Reports from 2016 found that of the 20,000 site inspections carried out last year, height safety failure remains to be most commonly identified breach by a long way.
According to the Building Safety Group, a total of 24,634 non-compliances were logged by safety advisors in 2016 with working at height accounting for 19% of all breaches recorded.
The second highest prevalent site injury was the inhalation of dust or fumes, accounting for five per cent of non-compliances.
These recent figures coincide with those released by the Health & Safety Executive (HSE), who reported that over the last five years, falling from height has killed 97 construction workers and amounted to 45% of all fatal injuries on site.

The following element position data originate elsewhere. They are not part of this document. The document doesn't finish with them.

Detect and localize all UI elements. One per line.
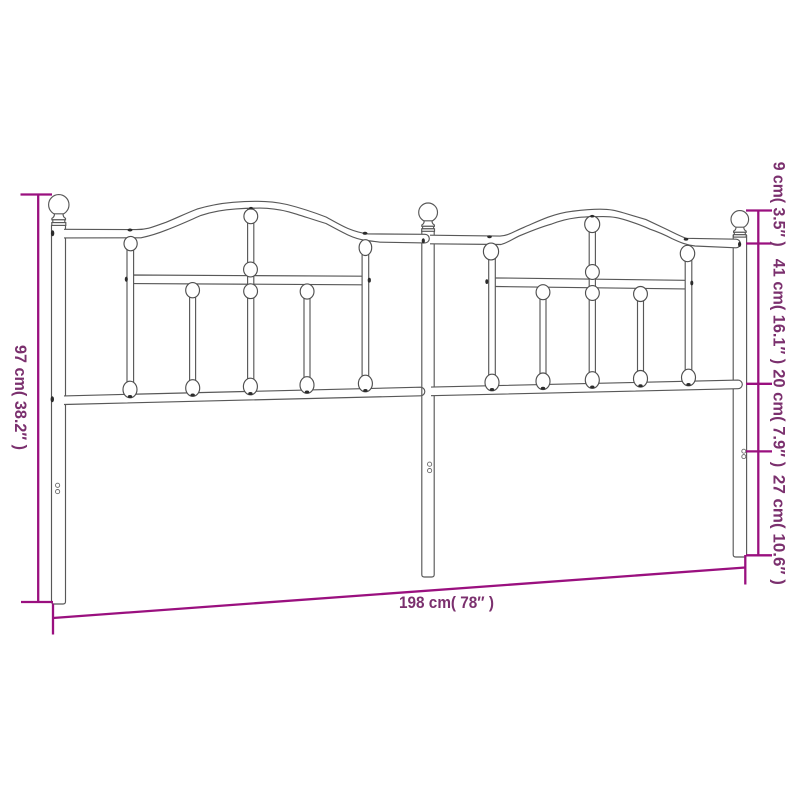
svg-text:27 cm( 10.6″ ): 27 cm( 10.6″ )	[770, 475, 789, 585]
svg-text:41 cm( 16.1″ ): 41 cm( 16.1″ )	[770, 259, 789, 365]
svg-text:198 cm( 78″ ): 198 cm( 78″ )	[399, 593, 494, 612]
svg-text:9 cm( 3.5″ ): 9 cm( 3.5″ )	[770, 162, 789, 247]
svg-text:20 cm( 7.9″ ): 20 cm( 7.9″ )	[770, 369, 789, 467]
svg-text:97 cm( 38.2″ ): 97 cm( 38.2″ )	[11, 345, 30, 450]
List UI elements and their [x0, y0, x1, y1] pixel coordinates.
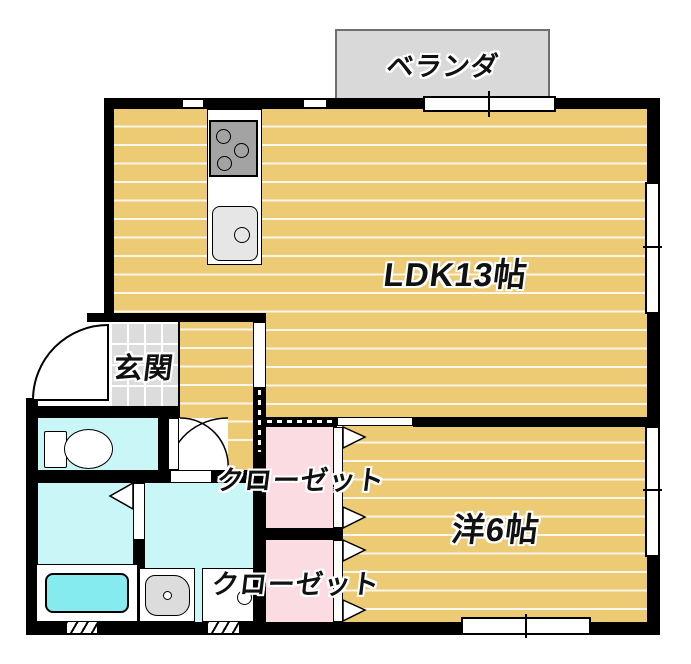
ldk-south-wall-solid [413, 417, 648, 427]
bath-folding-door-strip [133, 483, 145, 540]
washbasin-icon [139, 568, 195, 622]
veranda-window-tick [488, 91, 490, 117]
closet-upper-door-triangle-top-icon [343, 427, 366, 448]
kitchen-sink-icon [212, 206, 258, 261]
genkan-bottom-wall [26, 406, 180, 418]
ldk-south-wall-dashed [266, 417, 337, 427]
closet-lower-door-triangle-bottom-icon [343, 600, 366, 621]
entry-door-swing-icon [33, 325, 108, 400]
left-wall-upper [104, 98, 114, 313]
bath-folding-door-triangle-icon [110, 483, 133, 509]
top-vent-window-1 [182, 99, 204, 108]
western-right-window [645, 426, 660, 557]
ldk-label: LDK13帖 [381, 248, 530, 296]
veranda-label: ベランダ [385, 45, 502, 84]
closet-upper-label: クローゼット [215, 459, 388, 498]
top-vent-window-2 [303, 99, 327, 108]
bathtub-icon [36, 564, 138, 622]
toilet-icon [44, 429, 114, 470]
closet-upper-door-triangle-bottom-icon [343, 507, 366, 528]
closet-lower-label: クローゼット [210, 563, 383, 602]
floor-plan: ベランダ LDK13帖 玄関 洋6帖 クローゼット クローゼット [0, 0, 691, 664]
hall-ldk-door [253, 322, 266, 388]
western-room-label: 洋6帖 [449, 503, 542, 551]
ldk-right-window-tick [643, 246, 662, 248]
genkan-label: 玄関 [111, 345, 176, 387]
toilet-door-panel [168, 418, 179, 470]
washroom-top-wall-left [26, 470, 170, 483]
ldk-western-sliding-door [337, 417, 413, 426]
closet-lower-door-triangle-top-icon [343, 540, 366, 561]
genkan-top-wall [87, 313, 266, 322]
western-bottom-window-tick [525, 614, 527, 638]
ldk-right-window [645, 182, 660, 314]
washroom-door [170, 470, 212, 483]
western-right-window-tick [643, 489, 662, 491]
gas-stove-icon [209, 120, 258, 177]
hallway-floor [180, 322, 253, 418]
closet-divider-wall [253, 528, 343, 540]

Whilst in the past couple of years, the number of fatalities has dropped,falling from height remains the biggest single cause of accidents on construction sites. In addition to this, it is the most prominent cause of non-fatal accident related injury, responsible for 33% of all non-fatal injuries. This includes 11% of incidents resulting in an absence from work of more than seven days.
The Building Safety Group claims that fragile roof lights, scaffolding and ladders are the three main sources of falls from height injuries and fatalities.
Chris Chapman, Building Safety Group’s technical manager, said: “Working at height is clearly the most dangerous activity carried out in the construction sector. Everyone can do more to ensure that work is properly planned, supervised and conducted by qualified workers who have the required skills for the task in hand.
“To significantly reduce the dangers of working at height, construction companies should always try to complete as much work as possible from the ground, ensure safe access and egress and importantly, make certain that any equipment used is suitable, stable and strong enough for the job.”